My suggestion would be to understand the Boilerpipe algorithm, which as far as I can see is the best available solution (and much clearer than readability): http://www.l3s.de/~kohlschuetter/publications/wsdm187-kohlsc...

You can then easily adapt it for your requirements.

krapp · on Sept 15, 2014

Umm... anything that uses xpaths should work I would think.

Apologies for blowing my own horn but I've had some luck filtering HN and reddit with this project I built (I used to have an example in progress online but i've taken it down): https://github.com/kennethrapp/embedbug

akavel · on Sept 15, 2014

The point is I want some heuristic that would work "automagically" (like Readability, etc), not requiring me to invent a tailor-made xpath for each and every such website in the world.

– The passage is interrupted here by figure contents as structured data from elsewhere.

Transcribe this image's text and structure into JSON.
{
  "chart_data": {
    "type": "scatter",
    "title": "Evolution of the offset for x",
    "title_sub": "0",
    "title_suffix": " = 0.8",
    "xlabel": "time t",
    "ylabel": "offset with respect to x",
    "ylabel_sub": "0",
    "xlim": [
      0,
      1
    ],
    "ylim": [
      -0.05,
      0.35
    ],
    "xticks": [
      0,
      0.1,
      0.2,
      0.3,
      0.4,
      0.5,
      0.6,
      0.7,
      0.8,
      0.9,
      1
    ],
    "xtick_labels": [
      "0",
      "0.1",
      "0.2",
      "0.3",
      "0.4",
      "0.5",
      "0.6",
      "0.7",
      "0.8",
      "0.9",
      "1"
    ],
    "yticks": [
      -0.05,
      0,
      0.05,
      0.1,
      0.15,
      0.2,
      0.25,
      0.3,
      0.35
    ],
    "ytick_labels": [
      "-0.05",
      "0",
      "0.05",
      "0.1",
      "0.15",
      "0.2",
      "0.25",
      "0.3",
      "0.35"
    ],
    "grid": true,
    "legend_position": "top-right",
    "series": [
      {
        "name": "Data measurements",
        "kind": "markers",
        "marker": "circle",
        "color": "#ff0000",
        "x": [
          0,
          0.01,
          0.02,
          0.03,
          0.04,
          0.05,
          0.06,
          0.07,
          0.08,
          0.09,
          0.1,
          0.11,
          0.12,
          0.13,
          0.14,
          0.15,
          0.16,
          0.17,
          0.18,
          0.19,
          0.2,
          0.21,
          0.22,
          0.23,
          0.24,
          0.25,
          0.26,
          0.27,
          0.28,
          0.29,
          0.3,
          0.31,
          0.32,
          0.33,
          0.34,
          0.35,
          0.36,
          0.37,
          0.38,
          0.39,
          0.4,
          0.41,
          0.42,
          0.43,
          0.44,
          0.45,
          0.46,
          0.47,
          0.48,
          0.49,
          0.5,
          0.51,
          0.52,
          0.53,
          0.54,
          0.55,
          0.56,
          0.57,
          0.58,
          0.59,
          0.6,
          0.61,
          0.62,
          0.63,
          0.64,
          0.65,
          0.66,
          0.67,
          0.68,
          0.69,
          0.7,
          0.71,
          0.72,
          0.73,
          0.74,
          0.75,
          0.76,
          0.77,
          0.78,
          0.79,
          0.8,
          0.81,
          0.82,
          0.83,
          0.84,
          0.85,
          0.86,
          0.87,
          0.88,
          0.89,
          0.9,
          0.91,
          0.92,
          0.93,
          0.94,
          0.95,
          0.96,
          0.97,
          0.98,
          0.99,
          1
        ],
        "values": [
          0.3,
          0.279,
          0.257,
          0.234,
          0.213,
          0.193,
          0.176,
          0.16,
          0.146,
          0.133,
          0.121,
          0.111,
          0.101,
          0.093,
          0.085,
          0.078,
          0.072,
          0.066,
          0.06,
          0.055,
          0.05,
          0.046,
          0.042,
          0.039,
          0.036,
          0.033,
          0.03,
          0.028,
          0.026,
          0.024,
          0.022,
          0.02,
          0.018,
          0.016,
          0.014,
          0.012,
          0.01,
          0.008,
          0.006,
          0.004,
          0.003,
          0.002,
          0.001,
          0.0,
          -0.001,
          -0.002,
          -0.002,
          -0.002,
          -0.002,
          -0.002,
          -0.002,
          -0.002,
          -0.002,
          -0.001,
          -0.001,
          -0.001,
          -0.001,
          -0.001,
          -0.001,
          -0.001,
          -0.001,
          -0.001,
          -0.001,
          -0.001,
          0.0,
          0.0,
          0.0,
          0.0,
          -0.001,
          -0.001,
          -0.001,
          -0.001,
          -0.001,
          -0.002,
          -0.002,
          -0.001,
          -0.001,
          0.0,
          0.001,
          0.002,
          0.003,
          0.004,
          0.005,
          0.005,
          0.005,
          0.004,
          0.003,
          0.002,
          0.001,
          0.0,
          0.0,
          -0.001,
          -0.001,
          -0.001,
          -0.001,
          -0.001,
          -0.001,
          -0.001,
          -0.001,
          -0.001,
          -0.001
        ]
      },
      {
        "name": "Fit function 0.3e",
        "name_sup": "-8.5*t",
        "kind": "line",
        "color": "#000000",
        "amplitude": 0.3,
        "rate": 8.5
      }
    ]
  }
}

rahimnathwani · on Sept 16, 2014

Try this:

http://fivefilters.org/content-only/

It has a default extractor, and site-specific recipes use the same format as Instapaper, so you can leverage the work Marco has done on different sites.

krapp · on Sept 15, 2014

Oh, alright.

If there is such a thing I'd be interested to learn about it myself. TBH "tailor make an xpath for every site" is the best solution i'm aware of.